Bóg jest miłosierny.
To żadne"odkrycie"--ale dla współczesnych Jezusowi ludzi--nie było to takie oczywiste...Poza najbliższymi uczniami Jezusa--nikt do końca nie był przekonany o jego Boskości.Ale był też człowiekiem i miał litość nad tłumem,który oczekiwał nie tylko na uzdrowienie i naukę Jezusa...Byli po prostu głodni i mieli przed sobą drogę powrotną do domu.Pan Jezus uczynił jeszcze jeden widowiskowy cud i sprawił,że lud nie tylko został nakarmiony--ale i przekonany o Jego pochodzeniu.

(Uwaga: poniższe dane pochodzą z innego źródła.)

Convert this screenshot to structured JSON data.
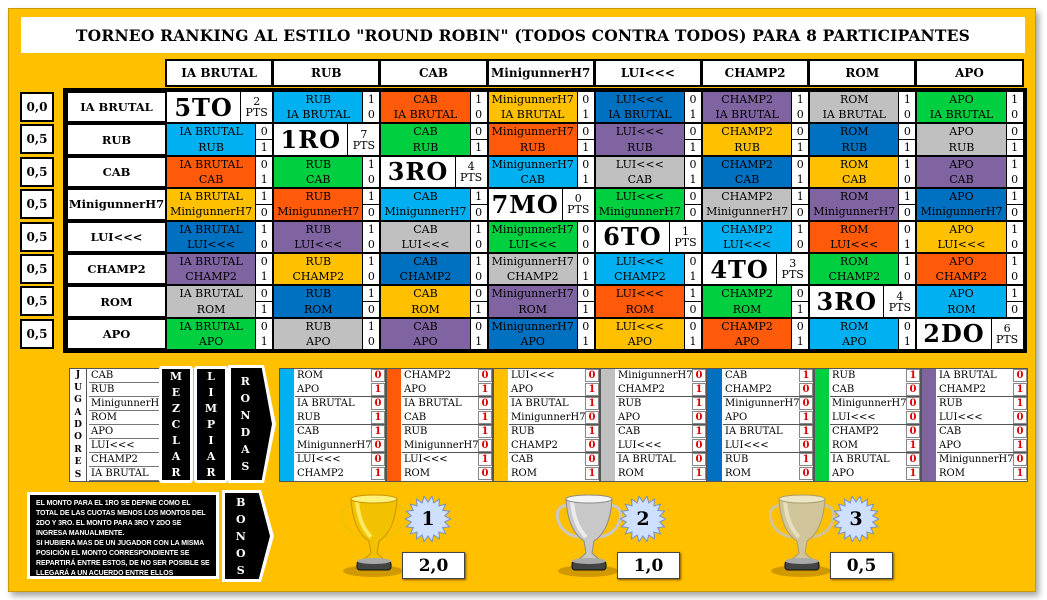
{
  "title": "TORNEO RANKING AL ESTILO \"ROUND ROBIN\" (TODOS CONTRA TODOS) PARA 8 PARTICIPANTES",
  "players": [
    "IA BRUTAL",
    "RUB",
    "CAB",
    "MinigunnerH7",
    "LUI<<<",
    "CHAMP2",
    "ROM",
    "APO"
  ],
  "colors": {
    "background": "#ffc000",
    "cyan": "#00b0f0",
    "orange": "#ff5a0a",
    "yellow": "#ffc000",
    "purple": "#8064a2",
    "blue": "#0070c0",
    "green": "#00d040",
    "gray": "#c0c0c0",
    "points_red": "#e00000"
  },
  "bonus_values": [
    "0,0",
    "0,5",
    "0,5",
    "0,5",
    "0,5",
    "0,5",
    "0,5",
    "0,5"
  ],
  "standings": [
    {
      "rank": "5TO",
      "pts": "2"
    },
    {
      "rank": "1RO",
      "pts": "7"
    },
    {
      "rank": "3RO",
      "pts": "4"
    },
    {
      "rank": "7MO",
      "pts": "0"
    },
    {
      "rank": "6TO",
      "pts": "1"
    },
    {
      "rank": "4TO",
      "pts": "3"
    },
    {
      "rank": "3RO",
      "pts": "4"
    },
    {
      "rank": "2DO",
      "pts": "6"
    }
  ],
  "pts_label": "PTS",
  "matrix": [
    [
      null,
      {
        "top": "RUB",
        "bottom": "IA BRUTAL",
        "s1": "1",
        "s2": "0",
        "color": "cyan"
      },
      {
        "top": "CAB",
        "bottom": "IA BRUTAL",
        "s1": "1",
        "s2": "0",
        "color": "orange"
      },
      {
        "top": "MinigunnerH7",
        "bottom": "IA BRUTAL",
        "s1": "0",
        "s2": "1",
        "color": "yellow"
      },
      {
        "top": "LUI<<<",
        "bottom": "IA BRUTAL",
        "s1": "0",
        "s2": "1",
        "color": "blue"
      },
      {
        "top": "CHAMP2",
        "bottom": "IA BRUTAL",
        "s1": "1",
        "s2": "0",
        "color": "purple"
      },
      {
        "top": "ROM",
        "bottom": "IA BRUTAL",
        "s1": "1",
        "s2": "0",
        "color": "gray"
      },
      {
        "top": "APO",
        "bottom": "IA BRUTAL",
        "s1": "1",
        "s2": "0",
        "color": "green"
      }
    ],
    [
      {
        "top": "IA BRUTAL",
        "bottom": "RUB",
        "s1": "0",
        "s2": "1",
        "color": "cyan"
      },
      null,
      {
        "top": "CAB",
        "bottom": "RUB",
        "s1": "0",
        "s2": "1",
        "color": "green"
      },
      {
        "top": "MinigunnerH7",
        "bottom": "RUB",
        "s1": "0",
        "s2": "1",
        "color": "orange"
      },
      {
        "top": "LUI<<<",
        "bottom": "RUB",
        "s1": "0",
        "s2": "1",
        "color": "purple"
      },
      {
        "top": "CHAMP2",
        "bottom": "RUB",
        "s1": "0",
        "s2": "1",
        "color": "yellow"
      },
      {
        "top": "ROM",
        "bottom": "RUB",
        "s1": "0",
        "s2": "1",
        "color": "blue"
      },
      {
        "top": "APO",
        "bottom": "RUB",
        "s1": "0",
        "s2": "1",
        "color": "gray"
      }
    ],
    [
      {
        "top": "IA BRUTAL",
        "bottom": "CAB",
        "s1": "0",
        "s2": "1",
        "color": "orange"
      },
      {
        "top": "RUB",
        "bottom": "CAB",
        "s1": "1",
        "s2": "0",
        "color": "green"
      },
      null,
      {
        "top": "MinigunnerH7",
        "bottom": "CAB",
        "s1": "0",
        "s2": "1",
        "color": "cyan"
      },
      {
        "top": "LUI<<<",
        "bottom": "CAB",
        "s1": "0",
        "s2": "1",
        "color": "gray"
      },
      {
        "top": "CHAMP2",
        "bottom": "CAB",
        "s1": "0",
        "s2": "1",
        "color": "blue"
      },
      {
        "top": "ROM",
        "bottom": "CAB",
        "s1": "1",
        "s2": "0",
        "color": "yellow"
      },
      {
        "top": "APO",
        "bottom": "CAB",
        "s1": "1",
        "s2": "0",
        "color": "purple"
      }
    ],
    [
      {
        "top": "IA BRUTAL",
        "bottom": "MinigunnerH7",
        "s1": "1",
        "s2": "0",
        "color": "yellow"
      },
      {
        "top": "RUB",
        "bottom": "MinigunnerH7",
        "s1": "1",
        "s2": "0",
        "color": "orange"
      },
      {
        "top": "CAB",
        "bottom": "MinigunnerH7",
        "s1": "1",
        "s2": "0",
        "color": "cyan"
      },
      null,
      {
        "top": "LUI<<<",
        "bottom": "MinigunnerH7",
        "s1": "0",
        "s2": "0",
        "color": "green"
      },
      {
        "top": "CHAMP2",
        "bottom": "MinigunnerH7",
        "s1": "1",
        "s2": "0",
        "color": "gray"
      },
      {
        "top": "ROM",
        "bottom": "MinigunnerH7",
        "s1": "1",
        "s2": "0",
        "color": "purple"
      },
      {
        "top": "APO",
        "bottom": "MinigunnerH7",
        "s1": "1",
        "s2": "0",
        "color": "blue"
      }
    ],
    [
      {
        "top": "IA BRUTAL",
        "bottom": "LUI<<<",
        "s1": "1",
        "s2": "0",
        "color": "blue"
      },
      {
        "top": "RUB",
        "bottom": "LUI<<<",
        "s1": "1",
        "s2": "0",
        "color": "purple"
      },
      {
        "top": "CAB",
        "bottom": "LUI<<<",
        "s1": "1",
        "s2": "0",
        "color": "gray"
      },
      {
        "top": "MinigunnerH7",
        "bottom": "LUI<<<",
        "s1": "0",
        "s2": "0",
        "color": "green"
      },
      null,
      {
        "top": "CHAMP2",
        "bottom": "LUI<<<",
        "s1": "1",
        "s2": "0",
        "color": "cyan"
      },
      {
        "top": "ROM",
        "bottom": "LUI<<<",
        "s1": "0",
        "s2": "1",
        "color": "orange"
      },
      {
        "top": "APO",
        "bottom": "LUI<<<",
        "s1": "1",
        "s2": "0",
        "color": "yellow"
      }
    ],
    [
      {
        "top": "IA BRUTAL",
        "bottom": "CHAMP2",
        "s1": "0",
        "s2": "1",
        "color": "purple"
      },
      {
        "top": "RUB",
        "bottom": "CHAMP2",
        "s1": "1",
        "s2": "0",
        "color": "yellow"
      },
      {
        "top": "CAB",
        "bottom": "CHAMP2",
        "s1": "1",
        "s2": "0",
        "color": "blue"
      },
      {
        "top": "MinigunnerH7",
        "bottom": "CHAMP2",
        "s1": "0",
        "s2": "1",
        "color": "gray"
      },
      {
        "top": "LUI<<<",
        "bottom": "CHAMP2",
        "s1": "0",
        "s2": "1",
        "color": "cyan"
      },
      null,
      {
        "top": "ROM",
        "bottom": "CHAMP2",
        "s1": "1",
        "s2": "0",
        "color": "green"
      },
      {
        "top": "APO",
        "bottom": "CHAMP2",
        "s1": "1",
        "s2": "0",
        "color": "orange"
      }
    ],
    [
      {
        "top": "IA BRUTAL",
        "bottom": "ROM",
        "s1": "0",
        "s2": "1",
        "color": "gray"
      },
      {
        "top": "RUB",
        "bottom": "ROM",
        "s1": "1",
        "s2": "0",
        "color": "blue"
      },
      {
        "top": "CAB",
        "bottom": "ROM",
        "s1": "0",
        "s2": "1",
        "color": "yellow"
      },
      {
        "top": "MinigunnerH7",
        "bottom": "ROM",
        "s1": "0",
        "s2": "1",
        "color": "purple"
      },
      {
        "top": "LUI<<<",
        "bottom": "ROM",
        "s1": "1",
        "s2": "0",
        "color": "orange"
      },
      {
        "top": "CHAMP2",
        "bottom": "ROM",
        "s1": "0",
        "s2": "1",
        "color": "green"
      },
      null,
      {
        "top": "APO",
        "bottom": "ROM",
        "s1": "1",
        "s2": "0",
        "color": "cyan"
      }
    ],
    [
      {
        "top": "IA BRUTAL",
        "bottom": "APO",
        "s1": "0",
        "s2": "1",
        "color": "green"
      },
      {
        "top": "RUB",
        "bottom": "APO",
        "s1": "1",
        "s2": "0",
        "color": "gray"
      },
      {
        "top": "CAB",
        "bottom": "APO",
        "s1": "0",
        "s2": "1",
        "color": "purple"
      },
      {
        "top": "MinigunnerH7",
        "bottom": "APO",
        "s1": "0",
        "s2": "1",
        "color": "blue"
      },
      {
        "top": "LUI<<<",
        "bottom": "APO",
        "s1": "0",
        "s2": "1",
        "color": "yellow"
      },
      {
        "top": "CHAMP2",
        "bottom": "APO",
        "s1": "0",
        "s2": "1",
        "color": "orange"
      },
      {
        "top": "ROM",
        "bottom": "APO",
        "s1": "0",
        "s2": "1",
        "color": "cyan"
      },
      null
    ]
  ],
  "jugadores": {
    "label": "JUGADORES",
    "list": [
      "CAB",
      "RUB",
      "MinigunnerH7",
      "ROM",
      "APO",
      "LUI<<<",
      "CHAMP2",
      "IA BRUTAL"
    ]
  },
  "buttons": {
    "mezclar": "MEZCLAR",
    "limpiar": "LIMPIAR",
    "rondas": "RONDAS",
    "bonos": "BONOS"
  },
  "rounds": [
    {
      "color": "cyan",
      "rows": [
        [
          "ROM",
          "0"
        ],
        [
          "APO",
          "1"
        ],
        [
          "IA BRUTAL",
          "0"
        ],
        [
          "RUB",
          "1"
        ],
        [
          "CAB",
          "1"
        ],
        [
          "MinigunnerH7",
          "0"
        ],
        [
          "LUI<<<",
          "0"
        ],
        [
          "CHAMP2",
          "1"
        ]
      ]
    },
    {
      "color": "orange",
      "rows": [
        [
          "CHAMP2",
          "0"
        ],
        [
          "APO",
          "1"
        ],
        [
          "IA BRUTAL",
          "0"
        ],
        [
          "CAB",
          "1"
        ],
        [
          "RUB",
          "1"
        ],
        [
          "MinigunnerH7",
          "0"
        ],
        [
          "LUI<<<",
          "1"
        ],
        [
          "ROM",
          "0"
        ]
      ]
    },
    {
      "color": "yellow",
      "rows": [
        [
          "LUI<<<",
          "0"
        ],
        [
          "APO",
          "1"
        ],
        [
          "IA BRUTAL",
          "1"
        ],
        [
          "MinigunnerH7",
          "0"
        ],
        [
          "RUB",
          "1"
        ],
        [
          "CHAMP2",
          "0"
        ],
        [
          "CAB",
          "0"
        ],
        [
          "ROM",
          "1"
        ]
      ]
    },
    {
      "color": "gray",
      "rows": [
        [
          "MinigunnerH7",
          "0"
        ],
        [
          "CHAMP2",
          "1"
        ],
        [
          "RUB",
          "1"
        ],
        [
          "APO",
          "0"
        ],
        [
          "CAB",
          "1"
        ],
        [
          "LUI<<<",
          "0"
        ],
        [
          "IA BRUTAL",
          "0"
        ],
        [
          "ROM",
          "1"
        ]
      ]
    },
    {
      "color": "blue",
      "rows": [
        [
          "CAB",
          "1"
        ],
        [
          "CHAMP2",
          "0"
        ],
        [
          "MinigunnerH7",
          "0"
        ],
        [
          "APO",
          "1"
        ],
        [
          "IA BRUTAL",
          "1"
        ],
        [
          "LUI<<<",
          "0"
        ],
        [
          "RUB",
          "1"
        ],
        [
          "ROM",
          "0"
        ]
      ]
    },
    {
      "color": "green",
      "rows": [
        [
          "RUB",
          "1"
        ],
        [
          "CAB",
          "0"
        ],
        [
          "MinigunnerH7",
          "0"
        ],
        [
          "LUI<<<",
          "0"
        ],
        [
          "CHAMP2",
          "0"
        ],
        [
          "ROM",
          "1"
        ],
        [
          "IA BRUTAL",
          "0"
        ],
        [
          "APO",
          "1"
        ]
      ]
    },
    {
      "color": "purple",
      "rows": [
        [
          "IA BRUTAL",
          "0"
        ],
        [
          "CHAMP2",
          "1"
        ],
        [
          "RUB",
          "1"
        ],
        [
          "LUI<<<",
          "0"
        ],
        [
          "CAB",
          "0"
        ],
        [
          "APO",
          "1"
        ],
        [
          "MinigunnerH7",
          "0"
        ],
        [
          "ROM",
          "1"
        ]
      ]
    }
  ],
  "note": "EL MONTO PARA EL 1RO SE DEFINE COMO EL TOTAL DE LAS CUOTAS MENOS LOS MONTOS DEL 2DO Y 3RO. EL MONTO PARA 3RO Y 2DO SE INGRESA MANUALMENTE.\nSI HUBIERA MAS DE UN JUGADOR CON LA MISMA POSICIÓN EL MONTO CORRESPONDIENTE SE REPARTIRÁ ENTRE ESTOS, DE NO SER POSIBLE SE LLEGARÁ A UN ACUERDO ENTRE ELLOS",
  "prizes": [
    {
      "place": "1",
      "amount": "2,0",
      "trophy": "gold"
    },
    {
      "place": "2",
      "amount": "1,0",
      "trophy": "silver"
    },
    {
      "place": "3",
      "amount": "0,5",
      "trophy": "bronze"
    }
  ]
}
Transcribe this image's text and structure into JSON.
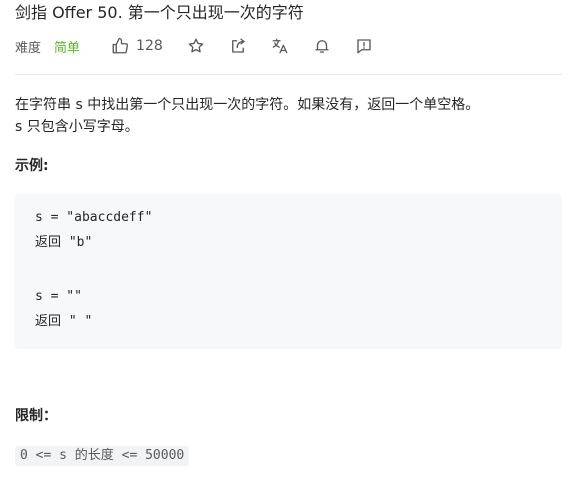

W naszym życiu też zdarzają się sytuacje--kiedy spotykamy innych ludzi w potrzebie.
Czasami oczekują tylko zainteresowania i rozmowy,pomijając zwykłą potrzebę jedzenia,czy ubrania.Ludzie żebrający,czy też zaczepiający nas--to nie zawsze alkoholicy albo"menele".Sam się o tym wiele razy przekonałem--tym bardziej,że mi także groziła bezdomność...Ci ludzie przeważnie mieli kiedyś"normalne"życie--ale doznali jakichś przykrości--z własnej,bądź nie winy.
Tak--jak Pan Jezus--bądźmy miłosierni i pokazujmy wszystkim drogę do Niego,nie zapominając o pomocy"doczesnej".Nasze życie powinno być wzorem dla innych--jak należy rozumieć i praktykować Przykazanie Miłości Boga i bliźniego.